The Trust’s Lauren Kreamer, who is a barrister, points out that a ‘notice’ in the current context is nothing more than a letter. Fair enough. But that’s a bit like saying because you get a letter demanding payment of a debt it doesn’t amount to a court order and therefore you don’t have to pay. A letter, or notice, is surely the necessary first step before going to a court to get an actual legal order. So while Elliott’s ‘order’ may well not be legally binding, this does not mean that one might not be in the pipeline (if there is no settlement in the interim).
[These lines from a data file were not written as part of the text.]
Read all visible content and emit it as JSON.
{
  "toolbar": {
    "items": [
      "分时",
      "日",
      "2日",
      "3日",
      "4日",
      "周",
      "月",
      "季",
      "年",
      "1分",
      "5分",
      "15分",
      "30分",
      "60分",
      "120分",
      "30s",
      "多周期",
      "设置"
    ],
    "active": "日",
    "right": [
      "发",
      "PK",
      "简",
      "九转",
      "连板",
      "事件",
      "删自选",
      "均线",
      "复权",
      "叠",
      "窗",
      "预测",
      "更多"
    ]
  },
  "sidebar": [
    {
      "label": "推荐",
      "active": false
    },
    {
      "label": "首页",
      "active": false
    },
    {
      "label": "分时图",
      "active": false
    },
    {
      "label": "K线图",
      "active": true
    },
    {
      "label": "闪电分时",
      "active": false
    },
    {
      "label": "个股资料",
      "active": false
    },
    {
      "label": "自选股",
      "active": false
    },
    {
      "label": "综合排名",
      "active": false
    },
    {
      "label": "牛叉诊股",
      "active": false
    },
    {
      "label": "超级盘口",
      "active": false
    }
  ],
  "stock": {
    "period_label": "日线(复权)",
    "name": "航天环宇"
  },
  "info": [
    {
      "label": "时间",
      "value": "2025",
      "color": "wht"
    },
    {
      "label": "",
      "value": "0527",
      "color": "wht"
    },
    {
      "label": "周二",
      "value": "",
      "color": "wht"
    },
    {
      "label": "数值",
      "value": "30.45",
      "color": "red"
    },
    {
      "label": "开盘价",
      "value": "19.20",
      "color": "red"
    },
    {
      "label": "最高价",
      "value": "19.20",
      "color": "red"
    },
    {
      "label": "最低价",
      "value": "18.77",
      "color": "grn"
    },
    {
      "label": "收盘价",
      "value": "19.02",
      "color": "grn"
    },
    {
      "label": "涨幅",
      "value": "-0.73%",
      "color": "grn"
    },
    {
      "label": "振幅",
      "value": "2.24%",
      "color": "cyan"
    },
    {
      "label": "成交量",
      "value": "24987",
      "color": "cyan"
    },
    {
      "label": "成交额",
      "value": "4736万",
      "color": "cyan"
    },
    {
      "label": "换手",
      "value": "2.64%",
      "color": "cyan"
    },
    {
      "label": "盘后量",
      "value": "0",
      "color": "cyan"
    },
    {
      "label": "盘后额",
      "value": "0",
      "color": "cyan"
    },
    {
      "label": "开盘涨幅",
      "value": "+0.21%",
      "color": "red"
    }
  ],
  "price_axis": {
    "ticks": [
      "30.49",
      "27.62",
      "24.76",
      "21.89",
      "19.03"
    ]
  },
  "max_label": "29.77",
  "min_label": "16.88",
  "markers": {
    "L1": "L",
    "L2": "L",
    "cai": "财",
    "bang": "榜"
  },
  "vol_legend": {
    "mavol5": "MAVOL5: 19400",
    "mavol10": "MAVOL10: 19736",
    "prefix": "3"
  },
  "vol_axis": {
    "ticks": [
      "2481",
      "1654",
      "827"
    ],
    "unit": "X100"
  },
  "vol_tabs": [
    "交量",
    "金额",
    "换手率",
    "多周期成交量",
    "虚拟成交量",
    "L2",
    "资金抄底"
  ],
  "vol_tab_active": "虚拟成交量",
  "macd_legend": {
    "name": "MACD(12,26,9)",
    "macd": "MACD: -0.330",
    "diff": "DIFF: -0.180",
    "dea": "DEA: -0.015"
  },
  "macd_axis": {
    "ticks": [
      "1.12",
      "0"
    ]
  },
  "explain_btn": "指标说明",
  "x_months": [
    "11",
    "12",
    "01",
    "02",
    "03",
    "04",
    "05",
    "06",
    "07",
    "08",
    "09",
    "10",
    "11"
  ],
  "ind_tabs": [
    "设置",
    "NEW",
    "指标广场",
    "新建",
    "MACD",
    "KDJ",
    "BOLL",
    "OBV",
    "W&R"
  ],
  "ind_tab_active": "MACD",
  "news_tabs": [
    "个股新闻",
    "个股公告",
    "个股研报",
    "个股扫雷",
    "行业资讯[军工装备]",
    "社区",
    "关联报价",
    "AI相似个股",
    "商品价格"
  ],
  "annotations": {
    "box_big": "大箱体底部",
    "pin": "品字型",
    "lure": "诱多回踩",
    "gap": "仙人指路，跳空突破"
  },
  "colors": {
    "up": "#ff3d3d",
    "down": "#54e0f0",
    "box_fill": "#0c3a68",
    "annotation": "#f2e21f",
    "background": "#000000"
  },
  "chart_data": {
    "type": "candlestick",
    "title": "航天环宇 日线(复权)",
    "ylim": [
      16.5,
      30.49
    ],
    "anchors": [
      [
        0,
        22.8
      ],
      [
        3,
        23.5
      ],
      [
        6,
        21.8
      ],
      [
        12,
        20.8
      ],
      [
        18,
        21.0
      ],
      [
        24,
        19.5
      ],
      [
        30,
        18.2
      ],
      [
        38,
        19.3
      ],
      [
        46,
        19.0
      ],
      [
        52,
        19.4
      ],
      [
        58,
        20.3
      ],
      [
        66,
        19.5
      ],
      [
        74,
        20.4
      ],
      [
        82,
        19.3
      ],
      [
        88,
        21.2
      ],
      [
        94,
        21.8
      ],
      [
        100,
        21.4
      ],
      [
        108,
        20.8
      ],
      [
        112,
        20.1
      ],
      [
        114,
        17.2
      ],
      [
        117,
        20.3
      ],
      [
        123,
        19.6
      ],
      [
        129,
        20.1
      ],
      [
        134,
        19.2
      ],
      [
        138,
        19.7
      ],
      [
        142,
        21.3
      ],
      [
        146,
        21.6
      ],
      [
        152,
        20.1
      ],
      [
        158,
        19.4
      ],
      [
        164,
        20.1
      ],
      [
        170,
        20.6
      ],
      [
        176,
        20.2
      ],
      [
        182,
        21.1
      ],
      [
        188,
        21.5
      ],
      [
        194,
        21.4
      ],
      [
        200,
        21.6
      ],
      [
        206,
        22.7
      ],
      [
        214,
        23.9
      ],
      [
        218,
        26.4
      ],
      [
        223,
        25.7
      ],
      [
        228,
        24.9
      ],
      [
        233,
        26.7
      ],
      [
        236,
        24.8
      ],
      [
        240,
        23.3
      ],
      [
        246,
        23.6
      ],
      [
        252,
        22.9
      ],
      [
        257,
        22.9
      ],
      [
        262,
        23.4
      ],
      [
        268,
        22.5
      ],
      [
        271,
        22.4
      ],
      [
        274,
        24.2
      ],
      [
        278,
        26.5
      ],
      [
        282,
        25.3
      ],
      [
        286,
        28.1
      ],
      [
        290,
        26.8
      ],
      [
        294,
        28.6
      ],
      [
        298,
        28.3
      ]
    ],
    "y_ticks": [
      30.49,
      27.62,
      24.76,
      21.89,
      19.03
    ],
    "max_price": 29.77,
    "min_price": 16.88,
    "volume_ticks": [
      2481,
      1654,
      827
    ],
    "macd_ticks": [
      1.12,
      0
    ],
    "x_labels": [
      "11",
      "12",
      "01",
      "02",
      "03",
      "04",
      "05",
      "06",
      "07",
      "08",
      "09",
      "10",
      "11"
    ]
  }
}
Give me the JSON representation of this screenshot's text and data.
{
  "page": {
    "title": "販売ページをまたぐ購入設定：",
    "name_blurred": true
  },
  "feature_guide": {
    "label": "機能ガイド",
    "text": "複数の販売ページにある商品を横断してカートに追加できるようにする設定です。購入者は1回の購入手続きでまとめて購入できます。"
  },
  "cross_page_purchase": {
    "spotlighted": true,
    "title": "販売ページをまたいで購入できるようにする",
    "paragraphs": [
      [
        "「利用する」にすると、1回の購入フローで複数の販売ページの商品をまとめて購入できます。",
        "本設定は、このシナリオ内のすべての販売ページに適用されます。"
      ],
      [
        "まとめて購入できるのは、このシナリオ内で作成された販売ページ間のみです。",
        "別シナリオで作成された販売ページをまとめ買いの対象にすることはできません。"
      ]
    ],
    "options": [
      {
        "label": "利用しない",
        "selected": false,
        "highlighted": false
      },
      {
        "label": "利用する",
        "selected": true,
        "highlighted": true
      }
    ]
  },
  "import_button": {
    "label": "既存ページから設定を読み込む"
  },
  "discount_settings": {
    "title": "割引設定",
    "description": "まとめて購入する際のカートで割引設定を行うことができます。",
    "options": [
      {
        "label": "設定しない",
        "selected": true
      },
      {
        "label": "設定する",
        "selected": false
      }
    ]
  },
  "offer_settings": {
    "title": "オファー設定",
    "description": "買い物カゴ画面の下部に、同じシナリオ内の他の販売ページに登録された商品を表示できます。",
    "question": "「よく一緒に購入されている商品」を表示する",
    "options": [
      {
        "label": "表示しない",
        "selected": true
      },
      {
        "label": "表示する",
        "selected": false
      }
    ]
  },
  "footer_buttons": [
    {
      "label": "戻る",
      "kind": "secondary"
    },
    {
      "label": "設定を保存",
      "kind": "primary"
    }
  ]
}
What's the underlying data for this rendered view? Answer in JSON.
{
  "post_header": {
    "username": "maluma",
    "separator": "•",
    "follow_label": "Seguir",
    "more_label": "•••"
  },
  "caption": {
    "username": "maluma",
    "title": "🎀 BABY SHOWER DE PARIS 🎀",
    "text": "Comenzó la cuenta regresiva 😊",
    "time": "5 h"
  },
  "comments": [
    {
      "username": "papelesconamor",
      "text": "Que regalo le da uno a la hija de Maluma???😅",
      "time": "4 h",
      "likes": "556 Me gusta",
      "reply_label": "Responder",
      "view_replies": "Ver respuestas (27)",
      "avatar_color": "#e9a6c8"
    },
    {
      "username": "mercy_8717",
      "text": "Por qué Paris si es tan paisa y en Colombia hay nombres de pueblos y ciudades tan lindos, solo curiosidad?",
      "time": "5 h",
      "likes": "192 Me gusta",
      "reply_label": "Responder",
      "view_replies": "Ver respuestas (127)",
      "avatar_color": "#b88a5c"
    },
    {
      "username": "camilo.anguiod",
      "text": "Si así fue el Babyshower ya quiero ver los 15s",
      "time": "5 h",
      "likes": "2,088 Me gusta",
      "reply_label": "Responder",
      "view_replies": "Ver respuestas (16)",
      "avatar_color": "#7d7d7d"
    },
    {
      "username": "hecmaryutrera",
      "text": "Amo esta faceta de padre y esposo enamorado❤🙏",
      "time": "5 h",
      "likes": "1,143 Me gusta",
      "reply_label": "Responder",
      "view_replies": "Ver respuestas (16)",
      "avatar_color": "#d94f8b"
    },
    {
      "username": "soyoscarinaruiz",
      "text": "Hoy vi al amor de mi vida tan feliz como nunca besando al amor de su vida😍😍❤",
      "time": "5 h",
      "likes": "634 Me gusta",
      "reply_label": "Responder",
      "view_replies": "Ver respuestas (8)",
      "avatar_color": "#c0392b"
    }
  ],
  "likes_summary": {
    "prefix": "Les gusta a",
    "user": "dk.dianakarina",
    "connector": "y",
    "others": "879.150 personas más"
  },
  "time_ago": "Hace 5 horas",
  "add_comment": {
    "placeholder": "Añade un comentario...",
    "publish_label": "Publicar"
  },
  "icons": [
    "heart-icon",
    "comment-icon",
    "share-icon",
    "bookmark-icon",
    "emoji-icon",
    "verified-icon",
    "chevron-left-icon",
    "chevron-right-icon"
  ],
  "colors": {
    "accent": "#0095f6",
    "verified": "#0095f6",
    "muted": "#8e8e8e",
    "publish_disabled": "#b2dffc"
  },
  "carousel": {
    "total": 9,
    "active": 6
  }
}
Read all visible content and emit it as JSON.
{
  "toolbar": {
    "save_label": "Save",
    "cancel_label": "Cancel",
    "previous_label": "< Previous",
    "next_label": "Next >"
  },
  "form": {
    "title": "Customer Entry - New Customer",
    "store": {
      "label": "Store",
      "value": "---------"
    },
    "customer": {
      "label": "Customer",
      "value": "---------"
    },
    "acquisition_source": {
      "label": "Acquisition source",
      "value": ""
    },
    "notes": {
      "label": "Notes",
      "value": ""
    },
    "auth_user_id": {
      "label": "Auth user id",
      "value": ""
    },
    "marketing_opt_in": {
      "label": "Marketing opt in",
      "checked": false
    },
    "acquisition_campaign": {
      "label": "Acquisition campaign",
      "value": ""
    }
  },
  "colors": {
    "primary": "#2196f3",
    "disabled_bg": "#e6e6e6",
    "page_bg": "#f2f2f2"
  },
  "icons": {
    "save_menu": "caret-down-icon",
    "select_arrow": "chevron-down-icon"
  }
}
There also seems to be some misunderstanding over what Elliott is claiming, namely that he may well now own ESI but so what? ESI no longer owns anything. I don’t think that’s the case. If the court has ruled that Elliott now owns ESI, that is not on the basis of something that happened yesterday. Elliott’s claim is that he was the legal owner of ESI (and consequently the club) before Sandgaard came along, even if the sale to him had not then been completed and shares transferred. The fact that there had been no actual transfer of shares is not conclusive. If Elliott had a binding agreement to purchase ESI, one which would be completed when EFL approval had been secured, that stands even though the application for EFL approval was rejected. There was an appeal process in place.

If I understand things correctly now, since Sandgaard’s purchase of our club Nimer et al have done a runner, he is no longer a director of ESI. So when the court here requested information from him related to the case he presumably decided he had no interest in replying. The absence of a reply seems to have left the court with no option other than to find in favour of Elliott (Lex Dominus), ie that Nimer no longer owned ESI at the time that Sandgaard bought the club from ESI.

Sandgaard’s case all along has been that it didn’t matter whether or not there was a court injunction in place to prevent the sale of ESI per se as this did not prevent him buying the club from ESI. The injunction only applied to the sale of the company. But somebody has to agree to a sale for it to be legal and that can only be the owner(s). If Elliott has now secured the court’s backing for the position that he was the owner of ESI before Sandgaard came along – and whether we like it or not it is indisputable that Nimer said at the time that was the case, with Elliott for a period of time acting as the undisputed owner of our club – and that the sale was going to be completed, I find it hard to see that a court can rule that Nimer had the authority to sell the club.

I should stress that I seriously hope I’m wrong and that Elliott’s efforts come to naught. Equally I don’t think any of this is ‘letting the cat out of the bag’. If it seems apparent to someone with as limited a knowledge of the law as me it will be evident to anyone Elliott engages to represent him. It may well prove to be the case that Elliott is just trying to get money. I hope so. Problem is that Sandgaard I think said he would not deal with him, thought he had found a way not to have to deal with him. If that is and remains the case, we have not heard the last of it.